Preferring to maintain a shred of outdoor integrity, we rented mountain bikes and struck out on our own. We drove south to Waddell Creek, parked, and rode into Big Basin Redwoods State Park, along the Skyline-to-the-Sea trail. It was glorious. We swooped through shadows and pine scent alongside burbling creeks, clattered across wooden footbridges, and sat beside a still pool shot with shimmering sun ripples, snacking on Organic Chocolate Paradise trail mix purchased at the general store.

Once, we came upon four campers shouldering grimy backpacks and weary looks. We shot merrily past, trailing the faint odor of peach soap.
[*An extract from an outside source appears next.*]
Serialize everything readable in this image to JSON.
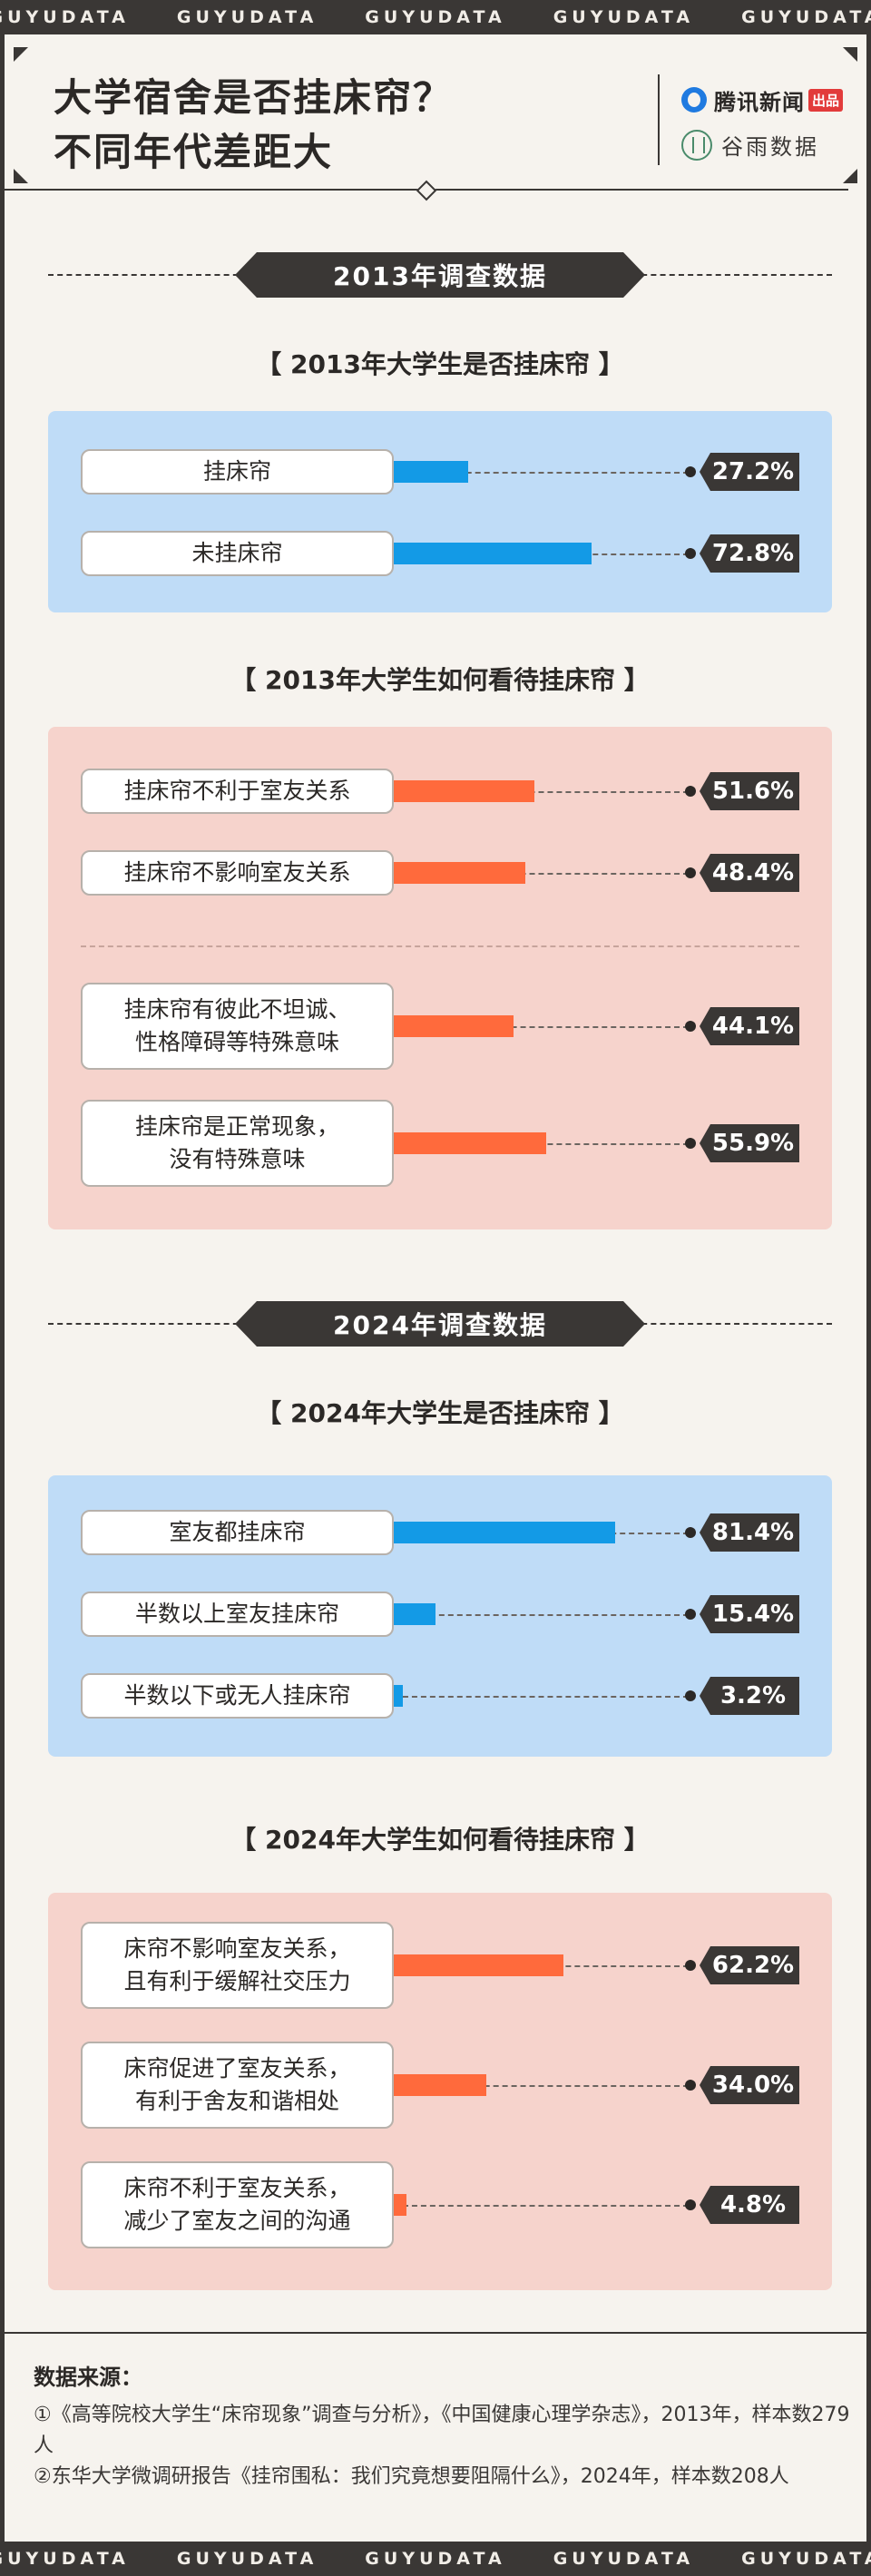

Late in the afternoon, we hiked up into the hills behind Costanoaon Whitehouse Creek Trail, a steep, duff-soft path that eventually opened to a stunning vista. Far below us, fields of brown grass swept away to the Pacific, where great arcs of sandy beach absorbed the impact of lines of tiny white breakers, and birds wheeled in fall-away space.

It was a hushed Donner Pass snowfall and velvet black outback night, one of those exhilarating moments that snaps your senses to full attention and makes you giddy to be under spectacular sky.

That night, Kathy sleeping beside me, I raised myself up on a softly cushioned elbow and stared at the hills perched below the full moon.

It would be nice to sleep up there, I thought, but not tonight.